‘A tiro limpio’ de Boris Vian

Título original: Trouble dans les andains
Francia, 1943
114 pgs.
Novela negra, humor

Ronroneó quedamente el motor del Cadillac blanco. Antioquío encendió y apagó los faros tres veces. Rojearon las células fotoeléctricas que activaban la abertura en la trampilla y el vehículo superó la rampa de salida en menos que tarda un pájaro en reproducirse. La trampilla se cerró con un zumbido sordo y haciendo estremecerse ligeramente la cabeza de los cólquicos. Con el mismo método abrió Antioquío el cancel y, haciendo rechinar los cinco neumáticos -pues llevaba uno de repuesto-, salió disparado hacia la carretera.

Boris Vian (Ville-d’Avray, 1920 – París, 1959) lo fue todo en menos de 40 años de vida. El autor de «La espuma de los días» y «El Lobo-Hombre» fue músico y crítico de jazz, periodista, novelista, poeta, dramaturgo, ingeniero, traductor… Amigo de Sartre y Camus, quienes le invitaron a escribir en «Les Temps Modernes» y el periódico «Combat», respectivamente, también conoció a los grandes del jazz Duke Ellington, Miles Davis y Charlie Parker. Murió de un ataque al corazón mientras veía infiltrado el estreno de la película «Escupiré sobre vuestras tumbas», basada en su propia novela, pero de la cual fue apartado por la productora, tras una serie de peleas a propósito del guión.
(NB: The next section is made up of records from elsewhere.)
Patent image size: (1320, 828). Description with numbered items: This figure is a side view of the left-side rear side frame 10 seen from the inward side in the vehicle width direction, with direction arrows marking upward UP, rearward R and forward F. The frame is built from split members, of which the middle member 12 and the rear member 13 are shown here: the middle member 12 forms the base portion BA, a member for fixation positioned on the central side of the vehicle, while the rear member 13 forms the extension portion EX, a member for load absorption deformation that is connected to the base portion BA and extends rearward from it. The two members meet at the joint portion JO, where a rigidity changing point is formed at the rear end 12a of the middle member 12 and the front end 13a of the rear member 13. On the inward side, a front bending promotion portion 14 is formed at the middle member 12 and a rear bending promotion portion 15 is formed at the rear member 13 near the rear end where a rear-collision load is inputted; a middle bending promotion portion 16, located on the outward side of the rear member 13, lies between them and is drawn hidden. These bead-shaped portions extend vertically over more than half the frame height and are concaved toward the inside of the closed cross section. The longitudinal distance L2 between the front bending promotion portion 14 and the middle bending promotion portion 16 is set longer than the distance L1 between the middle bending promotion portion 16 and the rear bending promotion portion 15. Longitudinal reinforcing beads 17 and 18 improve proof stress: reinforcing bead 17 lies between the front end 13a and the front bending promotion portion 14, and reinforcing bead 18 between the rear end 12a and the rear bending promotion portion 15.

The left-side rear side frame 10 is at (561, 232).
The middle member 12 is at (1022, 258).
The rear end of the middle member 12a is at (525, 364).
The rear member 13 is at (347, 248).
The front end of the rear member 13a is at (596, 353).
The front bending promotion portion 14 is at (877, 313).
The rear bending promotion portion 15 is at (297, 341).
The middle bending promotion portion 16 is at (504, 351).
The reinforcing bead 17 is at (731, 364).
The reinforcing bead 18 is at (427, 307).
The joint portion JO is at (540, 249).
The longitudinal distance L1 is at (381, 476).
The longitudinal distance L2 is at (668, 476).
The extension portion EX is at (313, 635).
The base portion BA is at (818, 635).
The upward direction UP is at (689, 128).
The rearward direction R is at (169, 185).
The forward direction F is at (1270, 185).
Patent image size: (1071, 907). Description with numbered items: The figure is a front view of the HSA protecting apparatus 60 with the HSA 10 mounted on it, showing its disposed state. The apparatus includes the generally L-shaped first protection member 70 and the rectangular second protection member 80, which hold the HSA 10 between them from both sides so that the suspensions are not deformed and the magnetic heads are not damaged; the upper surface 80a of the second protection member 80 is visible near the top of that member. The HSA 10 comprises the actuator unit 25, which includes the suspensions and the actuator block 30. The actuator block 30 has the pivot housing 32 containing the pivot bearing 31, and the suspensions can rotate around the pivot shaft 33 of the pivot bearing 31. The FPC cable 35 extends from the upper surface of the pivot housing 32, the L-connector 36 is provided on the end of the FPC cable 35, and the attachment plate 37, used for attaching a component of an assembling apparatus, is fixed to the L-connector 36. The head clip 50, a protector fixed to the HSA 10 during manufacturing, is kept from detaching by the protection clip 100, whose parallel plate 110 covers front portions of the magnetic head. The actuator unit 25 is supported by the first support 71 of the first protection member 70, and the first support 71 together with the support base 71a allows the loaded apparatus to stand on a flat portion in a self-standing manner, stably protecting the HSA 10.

«A tiro limpio» fue su ópera prima. Escrita en plena guerra mundial, no hay, sin embargo, mucho rastro de ella esta novela. Se trata de una ficción policíaca cuyas ingentes dosis de humor la envuelven por completo. Boris Vian comienza retratando con burla e ironía la alta sociedad parisina en una auténtica orgía de lenguaje para lucimiento de su propia locuacidad, lo que hace que las primeras páginas del libro sean al mismo tiempo deslumbrantes, llenas de ingenio y ritmo, y, por otro lado, la historia aparezca, al fondo, casi como una mera excusa para exhibir las dotes literarias del autor, que por entonces era un chico de 23 años.

A medida que llegamos al nudo, la acción se va complicando y aparecen una serie de personajes nuevos -son tipos planos, con poca profundidad psicológica- que conducen al lector a lugares y escenas pintorescas, en un viaje que va de París a Bayona en busca de un objeto robado: el barbarón bífido. A partir de ahí, aunque sin dejar nunca de lado un lenguaje recargado y humorístico (siguiendo la línea francesa de Apollinaire o Céline), la novela se vuelve digna de una película al estilo Bond, con aviones, descapotables de último modelo, asesinatos… y todo rodeado de mucho glamour.

El final deja la historia muy bien resuelta y un sabor de boca más que agradable tras descubrir los primeros pasos literarios de un artista genial.